Steve Bradley has a Royal Horticultural Society Master of Horticulture Diploma and was Director of Horticulture at Merrist Wood College in England for many years before pursuing a career in journalism. He has gardening programs on television and radio, and has written a number of books on gardening including two books with co-author Susan Berry: Contained Gardens, The Pruning Handbook and Plant Life. He lives in England.
Introduction
There are numerous ways to tackle the issue of cutting down work in the garden, but if you want your garden to look attractive as well as be easy to look after, design is a key element that needs to be addressed at the outset.
If you want a garden that looks after itself but which is not entirely concreted over, the first and most valuable lesson you must learn is to garden with nature, not against it. All growing plants make some demands, but these demands are reduced if the right plants are chosen for the conditions. You also need to abandon previously held notions about what constitutes a garden -- that all gardens demand a central portion of grass with flower borders around it -- and start to look at other alternatives. The options open to you are varied, but the following features all contribute to a generally low-maintenance approach. First, an area where you can sit and relax that has some form of permanent, easy to maintain, hard surface. In a very low-maintenance approach in a small urban garden, the entire plot can be turned into a hard-surfaced patio, but in a larger garden it would be prohibitively expensive to pave the entire area, although gravel is an easy to maintain, less expensive option for larger gardens. Second, the planting can be much easier to look after if you plan it carefully.

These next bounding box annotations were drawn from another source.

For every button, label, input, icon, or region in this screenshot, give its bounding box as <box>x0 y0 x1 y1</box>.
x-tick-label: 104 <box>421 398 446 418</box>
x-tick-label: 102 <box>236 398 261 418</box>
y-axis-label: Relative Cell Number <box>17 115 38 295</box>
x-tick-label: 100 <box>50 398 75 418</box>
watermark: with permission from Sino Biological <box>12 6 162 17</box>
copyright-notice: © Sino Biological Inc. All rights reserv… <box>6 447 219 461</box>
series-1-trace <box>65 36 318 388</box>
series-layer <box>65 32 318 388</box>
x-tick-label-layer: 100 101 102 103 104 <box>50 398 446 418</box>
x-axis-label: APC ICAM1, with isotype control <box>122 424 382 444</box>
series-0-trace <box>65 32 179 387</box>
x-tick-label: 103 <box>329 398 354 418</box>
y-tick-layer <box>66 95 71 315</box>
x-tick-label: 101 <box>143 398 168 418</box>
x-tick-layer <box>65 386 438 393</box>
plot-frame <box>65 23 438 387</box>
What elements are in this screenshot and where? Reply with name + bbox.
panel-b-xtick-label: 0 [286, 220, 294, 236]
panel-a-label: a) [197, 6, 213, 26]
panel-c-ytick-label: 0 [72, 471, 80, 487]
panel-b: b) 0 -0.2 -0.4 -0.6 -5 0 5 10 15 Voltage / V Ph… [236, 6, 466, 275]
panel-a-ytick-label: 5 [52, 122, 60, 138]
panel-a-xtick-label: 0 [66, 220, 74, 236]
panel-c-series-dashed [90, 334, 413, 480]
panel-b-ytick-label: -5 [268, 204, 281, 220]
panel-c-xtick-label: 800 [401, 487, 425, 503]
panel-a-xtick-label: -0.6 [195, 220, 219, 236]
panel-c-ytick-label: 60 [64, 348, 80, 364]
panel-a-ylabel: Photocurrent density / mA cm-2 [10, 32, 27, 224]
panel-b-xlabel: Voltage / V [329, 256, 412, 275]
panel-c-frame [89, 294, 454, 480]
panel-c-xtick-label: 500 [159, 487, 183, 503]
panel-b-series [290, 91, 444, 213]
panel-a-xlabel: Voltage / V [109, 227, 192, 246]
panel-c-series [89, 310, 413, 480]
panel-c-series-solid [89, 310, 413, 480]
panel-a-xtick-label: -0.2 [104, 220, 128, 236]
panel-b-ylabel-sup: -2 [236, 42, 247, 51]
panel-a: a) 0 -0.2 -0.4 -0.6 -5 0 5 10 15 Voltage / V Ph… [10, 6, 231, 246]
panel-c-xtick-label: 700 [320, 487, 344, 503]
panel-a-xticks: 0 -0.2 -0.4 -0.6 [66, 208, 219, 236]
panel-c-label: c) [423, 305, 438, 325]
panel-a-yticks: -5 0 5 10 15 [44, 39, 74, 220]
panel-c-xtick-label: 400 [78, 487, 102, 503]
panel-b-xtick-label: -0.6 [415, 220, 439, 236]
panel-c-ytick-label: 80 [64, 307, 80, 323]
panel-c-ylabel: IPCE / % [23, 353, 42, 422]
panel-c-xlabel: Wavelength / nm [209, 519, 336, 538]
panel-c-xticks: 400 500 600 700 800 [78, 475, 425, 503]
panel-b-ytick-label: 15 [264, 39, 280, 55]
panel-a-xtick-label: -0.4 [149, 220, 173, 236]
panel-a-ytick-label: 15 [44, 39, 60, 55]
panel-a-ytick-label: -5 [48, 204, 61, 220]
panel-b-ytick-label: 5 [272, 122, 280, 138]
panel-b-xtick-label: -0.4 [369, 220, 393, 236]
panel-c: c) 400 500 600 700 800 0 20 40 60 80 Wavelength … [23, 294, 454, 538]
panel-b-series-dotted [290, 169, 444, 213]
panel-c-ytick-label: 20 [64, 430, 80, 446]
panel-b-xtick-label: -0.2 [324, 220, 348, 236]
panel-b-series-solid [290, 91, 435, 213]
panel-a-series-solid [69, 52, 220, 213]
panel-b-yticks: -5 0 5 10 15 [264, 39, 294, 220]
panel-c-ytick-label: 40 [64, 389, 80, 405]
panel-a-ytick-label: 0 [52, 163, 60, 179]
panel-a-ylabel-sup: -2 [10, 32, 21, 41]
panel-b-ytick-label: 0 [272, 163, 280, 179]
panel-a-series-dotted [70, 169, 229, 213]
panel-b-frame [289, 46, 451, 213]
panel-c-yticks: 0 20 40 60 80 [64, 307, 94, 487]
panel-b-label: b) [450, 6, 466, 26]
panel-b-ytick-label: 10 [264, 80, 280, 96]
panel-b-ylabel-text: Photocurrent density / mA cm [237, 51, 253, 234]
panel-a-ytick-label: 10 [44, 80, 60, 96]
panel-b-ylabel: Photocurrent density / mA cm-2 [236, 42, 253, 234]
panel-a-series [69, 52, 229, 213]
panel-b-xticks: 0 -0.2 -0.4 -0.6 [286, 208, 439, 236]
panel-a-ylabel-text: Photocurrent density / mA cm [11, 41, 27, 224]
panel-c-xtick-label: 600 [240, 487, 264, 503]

Evergreens are generally easier to look after than deciduous plants (less pruning, no sweeping up of leaves). Shrub borders and ground-covering perennials are the easiest options but it is vital that you choose plants that are appropriate for the climate and soil conditions, so that they thrive when left largely to their own devices. To this end, you also need to choose plants that are not too invasive or too fast-growing.
Third, it pays not to hanker after traditional flower borders that demand time and effort to look their best. New, but equally attractive and less time-consuming solutions involve planting perennials in drifts in a far more naturalistic way. However, this is still a time-consuming form of planting compared with, say, ground cover or evergreen shrub planting.
Fourth, water features are surprisingly low-maintenance and are a great visual asset in gardens in which hard surfaces predominate. Anyone opting for the hard surface solution would be well-advised to include a water feature to go with it, as the sound and movement of the water helps to counteract the rigidity of hard surfacing materials.
Fifth, you can turn a portion of your garden into either rough grass or semi-wild planting, which will not only benefit nature but ease the work in a larger garden. If you have only a very small area -- such as a patio -- you will need to find ways to make container planting less time-consuming by choosing plants that require less watering-one of the major time-consuming elements in any container-dominated garden. (See the chapters on easier surfaces and features, where choices are given a star (*) rating out of five.)
Finally, consider ways of dealing with essential garden tasks as effectively and efficiently as possible. Traditionally, one way of cutting down on maintenance was to blast weeds with chemicals, but this solution is not advocated here. Design solutions, such as mulches and ground covering plants, are a more natural and ecologically friendly way to solve the problem.
Your low-maintenance plans and solutions will depend on the size of your garden, your lifestyle, how much time you have, whether you have a small amount of time to spare regularly or time for periodic blitzes only, and also whether you simply want to reduce the labor involved in an existing garden or create a low-maintenance garden from scratch. Turning an existing labor-intensive garden into a low-maintenance one clearly takes some initial work (unless you hire someone to do the job for you), but once the job is done, you then save yourself a great deal of time and worry later on.